IOICORP: Plantation Sector Poised for Growth Amid Strategic Initiatives, Target Price Raised
Investment Bank | TA SECURITIES |
---|---|
TP (Target Price) | RM0.25 (+25.0%) |
Last Traded | RM0.20 |
Recommendation |
Investment analysts have issued a ‘BUY’ recommendation, setting a target price of RM0.25 for a leading plantation entity, signaling a robust 25.0% upside from its last traded price of RM0.20. This positive outlook is primarily driven by anticipated strong performance in its core plantation segment, supported by strategic initiatives aimed at enhancing productivity and expanding capacity.
Performance Review
Management conveyed a mixed, yet predominantly optimistic, outlook during a recent briefing. While the group recorded an RM18 million loss in FY25 due to a RM39.2 million impairment on an underutilised palm wood plant, the core net profit for FY25, at RM1,247.1 million, indicates a healthy underlying financial performance and growth. The resource-based manufacturing division is also showing signs of emerging from its trough, having potentially passed its lowest point.
Strategic Initiatives & Outlook
For FY26, the company anticipates a commendable performance, buoyed by favourable Crude Palm Oil (CPO) prices and increased Fresh Fruit Bunch (FFB) output.
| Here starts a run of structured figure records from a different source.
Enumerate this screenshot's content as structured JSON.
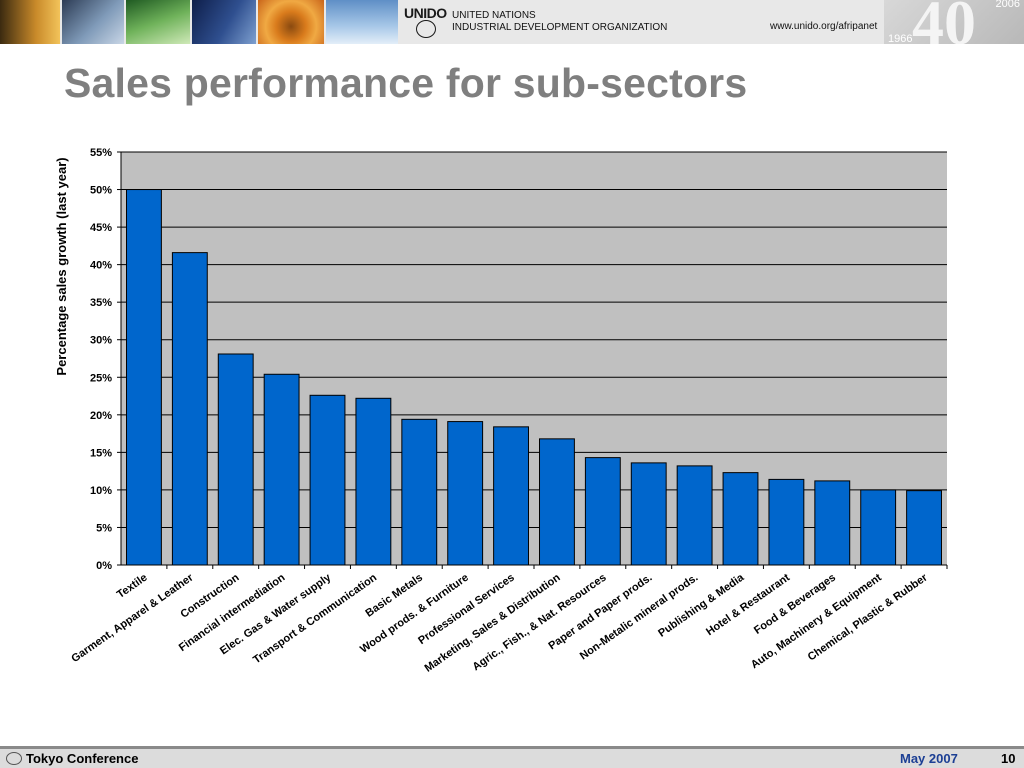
{
  "header": {
    "org_line1": "UNITED NATIONS",
    "org_line2": "INDUSTRIAL DEVELOPMENT ORGANIZATION",
    "logo_text": "UNIDO",
    "website": "www.unido.org/afripanet",
    "anniversary_number": "40",
    "anniversary_year_end": "2006",
    "anniversary_year_start": "1966"
  },
  "slide": {
    "title": "Sales performance for sub-sectors"
  },
  "footer": {
    "conference": "Tokyo Conference",
    "date": "May 2007",
    "page": "10"
  },
  "colors": {
    "bar": "#0066cc",
    "plot_bg": "#c0c0c0",
    "title": "#7f7f7f",
    "footer_date": "#1c3f94"
  },
  "chart_data": {
    "type": "bar",
    "title": "",
    "xlabel": "",
    "ylabel": "Percentage sales growth (last year)",
    "ylim": [
      0,
      55
    ],
    "yticks": [
      "0%",
      "5%",
      "10%",
      "15%",
      "20%",
      "25%",
      "30%",
      "35%",
      "40%",
      "45%",
      "50%",
      "55%"
    ],
    "grid": true,
    "categories": [
      "Textile",
      "Garment, Apparel & Leather",
      "Construction",
      "Financial intermediation",
      "Elec. Gas & Water supply",
      "Transport & Communication",
      "Basic Metals",
      "Wood prods. & Furniture",
      "Professional Services",
      "Marketing, Sales & Distribution",
      "Agric., Fish., & Nat. Resources",
      "Paper and Paper prods.",
      "Non-Metalic mineral prods.",
      "Publishing & Media",
      "Hotel & Restaurant",
      "Food & Beverages",
      "Auto, Machinery & Equipment",
      "Chemical, Plastic & Rubber"
    ],
    "values": [
      50.0,
      41.6,
      28.1,
      25.4,
      22.6,
      22.2,
      19.4,
      19.1,
      18.4,
      16.8,
      14.3,
      13.6,
      13.2,
      12.3,
      11.4,
      11.2,
      10.0,
      9.9
    ]
  }
}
Management projects 5-10% FFB production growth for the upcoming fiscal year. Despite rising fertiliser costs, expected to increase by a high single-digit percentage, the impact on production costs is anticipated to be cushioned by higher yields. Furthermore, CPO prices are expected to remain firm until November, benefiting from pre-festive season demand.
The company’s new 2025-2029 roadmap outlines four strategic priorities: product portfolio expansion, innovation, productivity & quality, and sustainability & climate initiatives. Key operational targets include aggressively replanting 12,000 hectares to improve the plantation age profile, and doubling ester plant capacity in Penang to 24,000 tonnes. Capital expenditure for the upcoming year is budgeted at RM900 million, with the majority allocated to upstream operations.
Challenges & Mitigations
Challenges, however, persist, including elevated palm kernel prices and intense competition in the manufacturing segment, as well as softer utilisation rates for its refinery (~70%) and oleochemical plants (>60%). Persistent rainfall in Indonesia also impacted fertiliser application in FY25, with only 60% completion in the region. Nevertheless, management’s proactive measures, such as securing fertiliser requirements for the next six months and a focus on higher yields, are expected to mitigate these headwinds, reinforcing the positive investment thesis.